Ancak SPD ve düzenin tüm güçleri, genç Almanya Komünist Partisi’nin güç kazanmasını ve etkisini arttırmasını beklemek yerine harekete geçmeye karar vermişti. Bunun için önce bir provokasyon yaratılacak, Rosa ve Liebknecht gafil avlanacaktı.

‘SPARTAKÜS HAFTASI…’

Resim Ekleme

Partinin kuruluşunun ardından resmi yayın organı Kızıl Bayrak’ta bir değerlendirme yazısı kaleme alan Rosa, “Komünist Parti’nin kuruluşu, Alman devriminin birinci aşamasını sonlandırıp ikinci aşamasını başlatan kavşağa bağlanmaktadır” diyordu.

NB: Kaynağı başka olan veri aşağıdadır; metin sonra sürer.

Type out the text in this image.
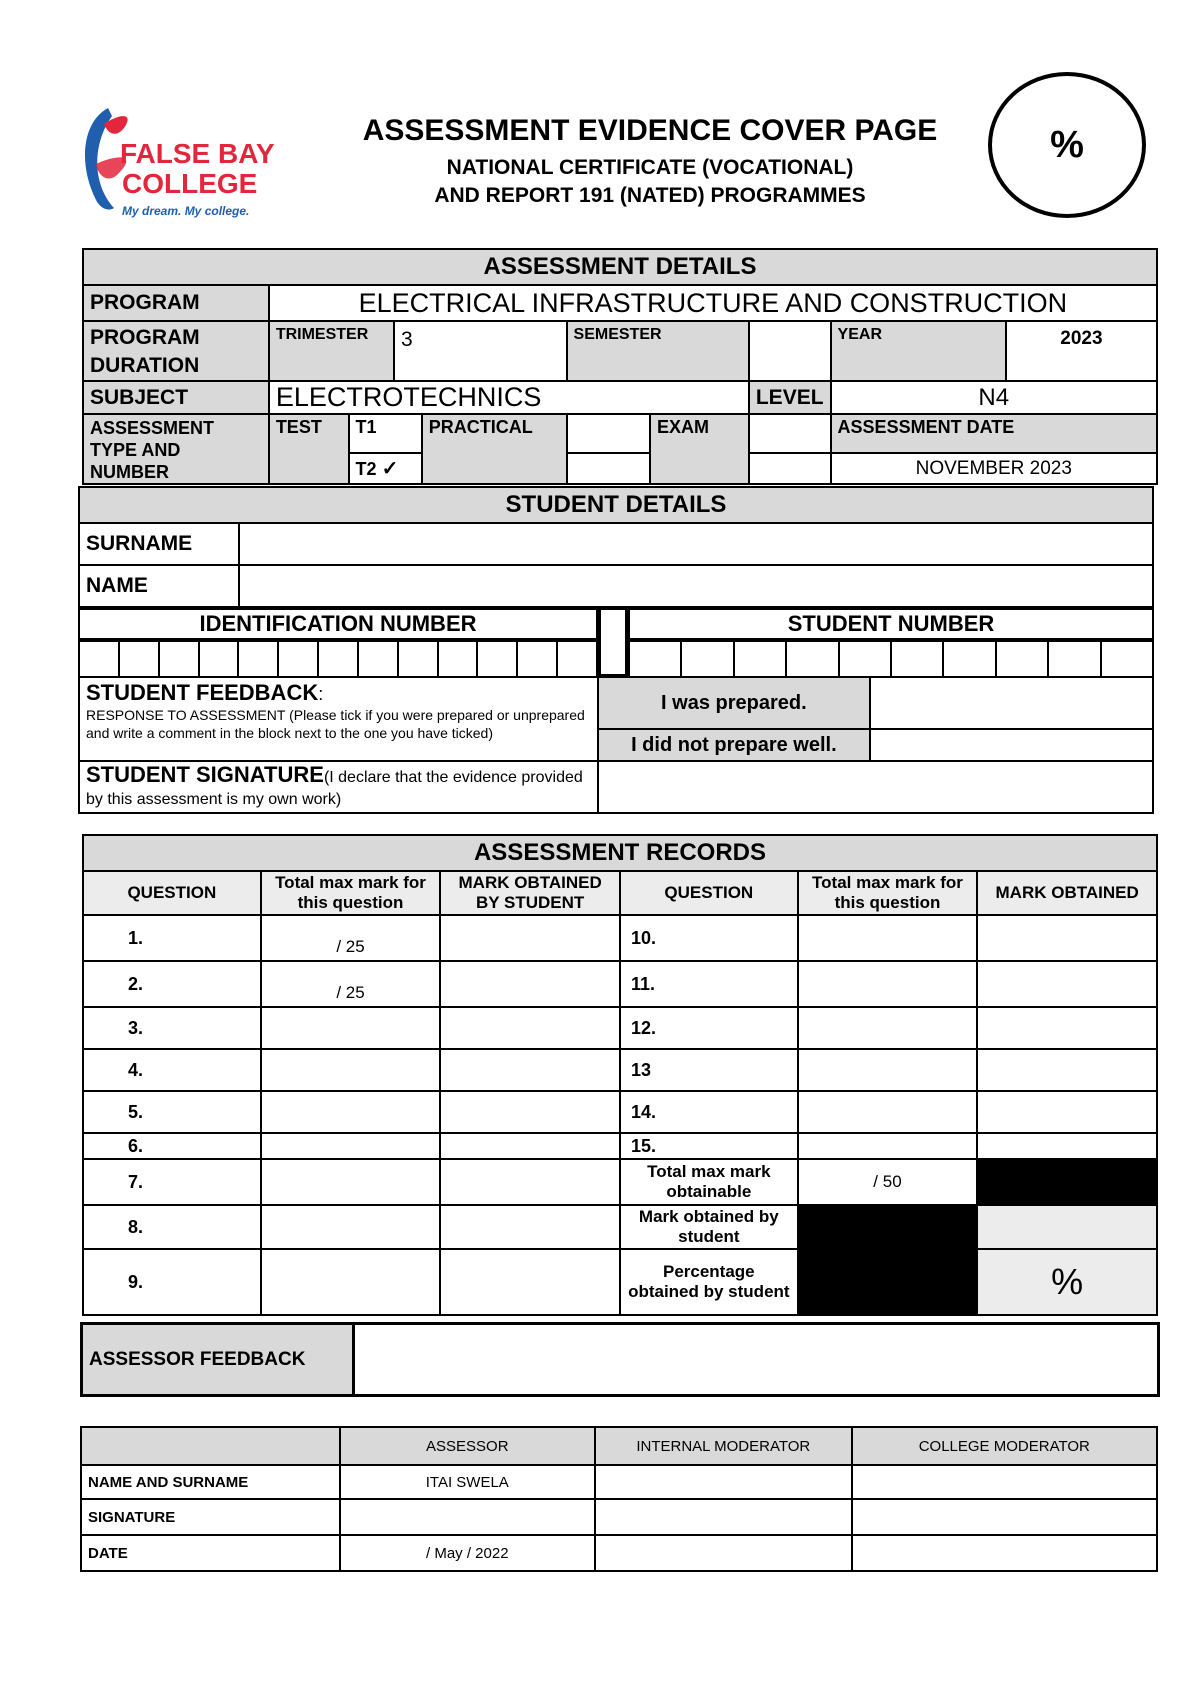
FALSE BAY
COLLEGE
My dream. My college.
ASSESSMENT EVIDENCE COVER PAGE
NATIONAL CERTIFICATE (VOCATIONAL)
AND REPORT 191 (NATED) PROGRAMMES
%
ASSESSMENT DETAILS									
PROGRAM	ELECTRICAL INFRASTRUCTURE AND CONSTRUCTION								
PROGRAM DURATION	TRIMESTER		3		SEMESTER			YEAR	2023
SUBJECT	ELECTROTECHNICS						LEVEL	N4	
ASSESSMENT TYPE AND NUMBER	TEST	T1		PRACTICAL		EXAM		ASSESSMENT DATE	
		T2 ✓						NOVEMBER 2023	
STUDENT DETAILS	
SURNAME	
NAME	
IDENTIFICATION NUMBER	STUDENT NUMBER

STUDENT FEEDBACK:
RESPONSE TO ASSESSMENT (Please tick if you were prepared or unprepared and write a comment in the block next to the one you have ticked)	I was prepared.	
	I did not prepare well.	
STUDENT SIGNATURE(I declare that the evidence provided by this assessment is my own work)		
ASSESSMENT RECORDS					
QUESTION	Total max mark for this question	MARK OBTAINED BY STUDENT	QUESTION	Total max mark for this question	MARK OBTAINED
1.	/ 25		10.		
2.	/ 25		11.		
3.			12.		
4.			13		
5.			14.		
6.			15.		
7.			Total max mark obtainable	/ 50	
8.			Mark obtained by student		
9.			Percentage obtained by student		%
ASSESSOR FEEDBACK	
	ASSESSOR	INTERNAL MODERATOR	COLLEGE MODERATOR
NAME AND SURNAME	ITAI SWELA		
SIGNATURE			
DATE	/ May / 2022		
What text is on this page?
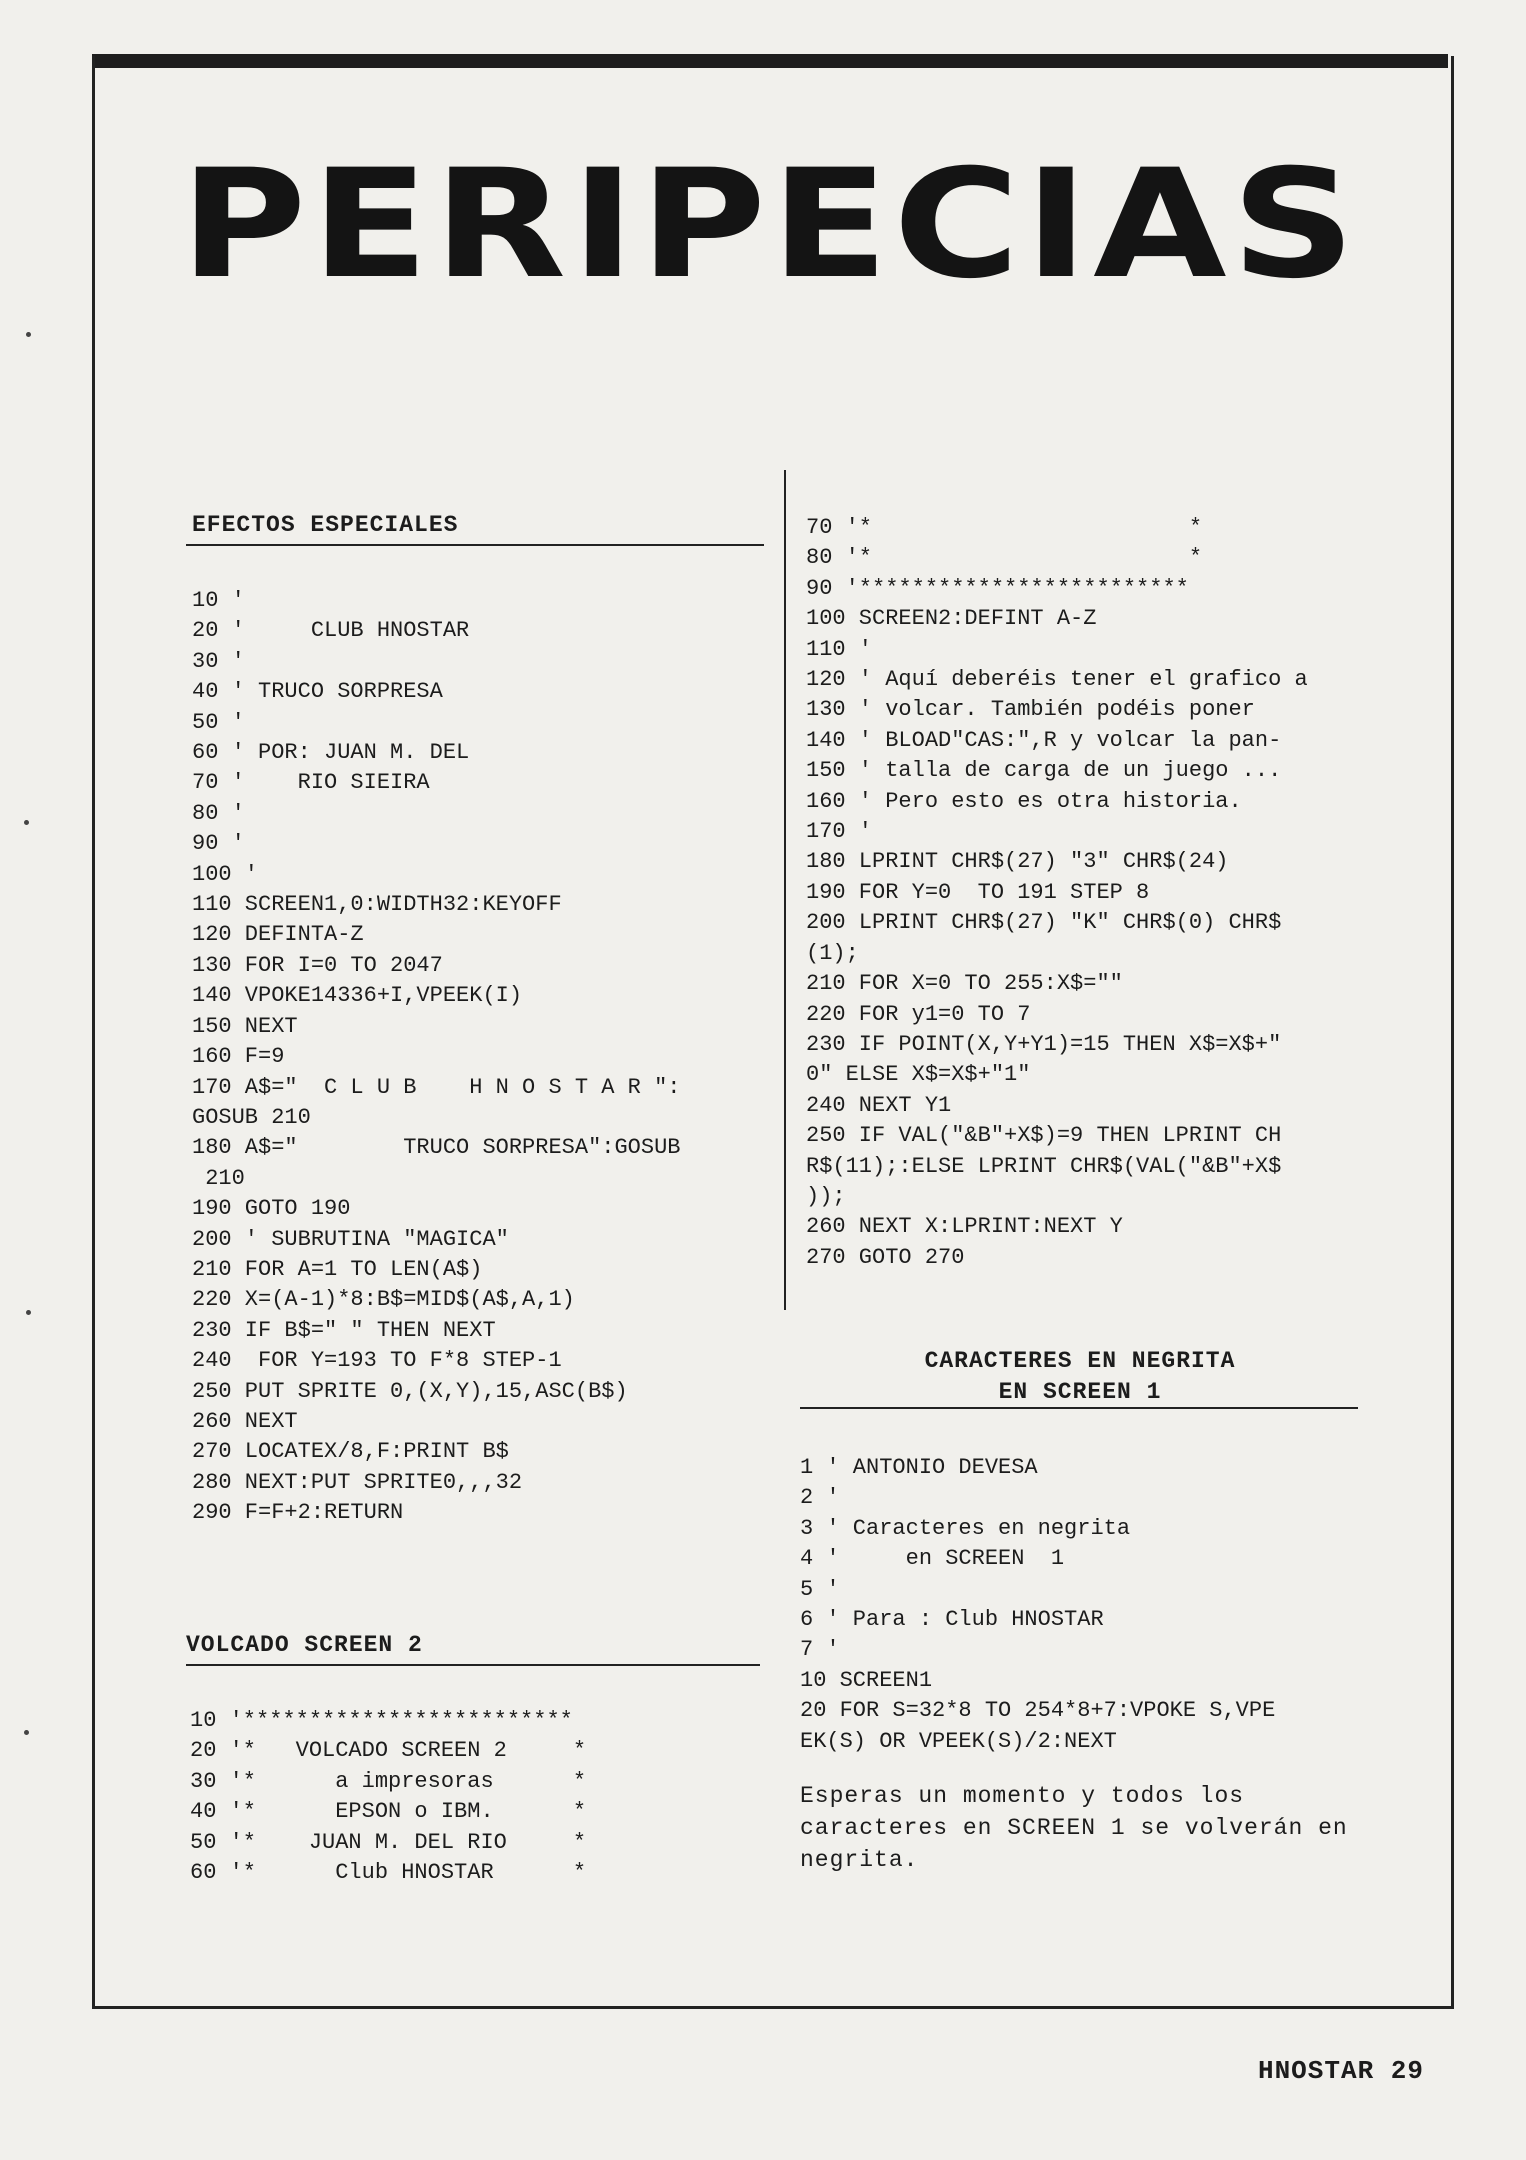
PERIPECIAS
EFECTOS ESPECIALES
10 '
20 '     CLUB HNOSTAR
30 '
40 ' TRUCO SORPRESA
50 '
60 ' POR: JUAN M. DEL
70 '    RIO SIEIRA
80 '
90 '
100 '
110 SCREEN1,0:WIDTH32:KEYOFF
120 DEFINTA-Z
130 FOR I=0 TO 2047
140 VPOKE14336+I,VPEEK(I)
150 NEXT
160 F=9
170 A$="  C L U B    H N O S T A R ":
GOSUB 210
180 A$="        TRUCO SORPRESA":GOSUB
210
190 GOTO 190
200 ' SUBRUTINA "MAGICA"
210 FOR A=1 TO LEN(A$)
220 X=(A-1)*8:B$=MID$(A$,A,1)
230 IF B$=" " THEN NEXT
240  FOR Y=193 TO F*8 STEP-1
250 PUT SPRITE 0,(X,Y),15,ASC(B$)
260 NEXT
270 LOCATEX/8,F:PRINT B$
280 NEXT:PUT SPRITE0,,,32
290 F=F+2:RETURN
VOLCADO SCREEN 2
10 '*************************
20 '*   VOLCADO SCREEN 2     *
30 '*      a impresoras      *
40 '*      EPSON o IBM.      *
50 '*    JUAN M. DEL RIO     *
60 '*      Club HNOSTAR      *
70 '*                        *
80 '*                        *
90 '*************************
100 SCREEN2:DEFINT A-Z
110 '
120 ' Aquí deberéis tener el grafico a
130 ' volcar. También podéis poner
140 ' BLOAD"CAS:",R y volcar la pan-
150 ' talla de carga de un juego ...
160 ' Pero esto es otra historia.
170 '
180 LPRINT CHR$(27) "3" CHR$(24)
190 FOR Y=0  TO 191 STEP 8
200 LPRINT CHR$(27) "K" CHR$(0) CHR$
(1);
210 FOR X=0 TO 255:X$=""
220 FOR y1=0 TO 7
230 IF POINT(X,Y+Y1)=15 THEN X$=X$+"
0" ELSE X$=X$+"1"
240 NEXT Y1
250 IF VAL("&B"+X$)=9 THEN LPRINT CH
R$(11);:ELSE LPRINT CHR$(VAL("&B"+X$
));
260 NEXT X:LPRINT:NEXT Y
270 GOTO 270
CARACTERES EN NEGRITA
EN SCREEN 1
1 ' ANTONIO DEVESA
2 '
3 ' Caracteres en negrita
4 '     en SCREEN  1
5 '
6 ' Para : Club HNOSTAR
7 '
10 SCREEN1
20 FOR S=32*8 TO 254*8+7:VPOKE S,VPE
EK(S) OR VPEEK(S)/2:NEXT

Esperas un momento y todos los caracteres en SCREEN 1 se volverán en negrita.

HNOSTAR 29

İkinci aşamaya geçilmesini engellemek isteyen karşı devrim harekete geçmek için sabırsızlanıyor, hedef tahtasına açıkça Rosa ve Liebknecht’i koyuyordu, katledilmeleri çağrıları gazetelerde yer alıyordu.

USDP’nin sol kanadında yer alan Berlin polis şefi Eichhorn’un Ocak ayı başında görevinden alınmasının hemen ardından USDP Berlin yönetimi ve Komünist Parti’nin çağrısıyla onbinlerce işçi sokağa döküldü. Eylem için 33 kişiden oluşan bir komite oluştu ve komitenin üç başkanından biri Karl Liebknecht oldu.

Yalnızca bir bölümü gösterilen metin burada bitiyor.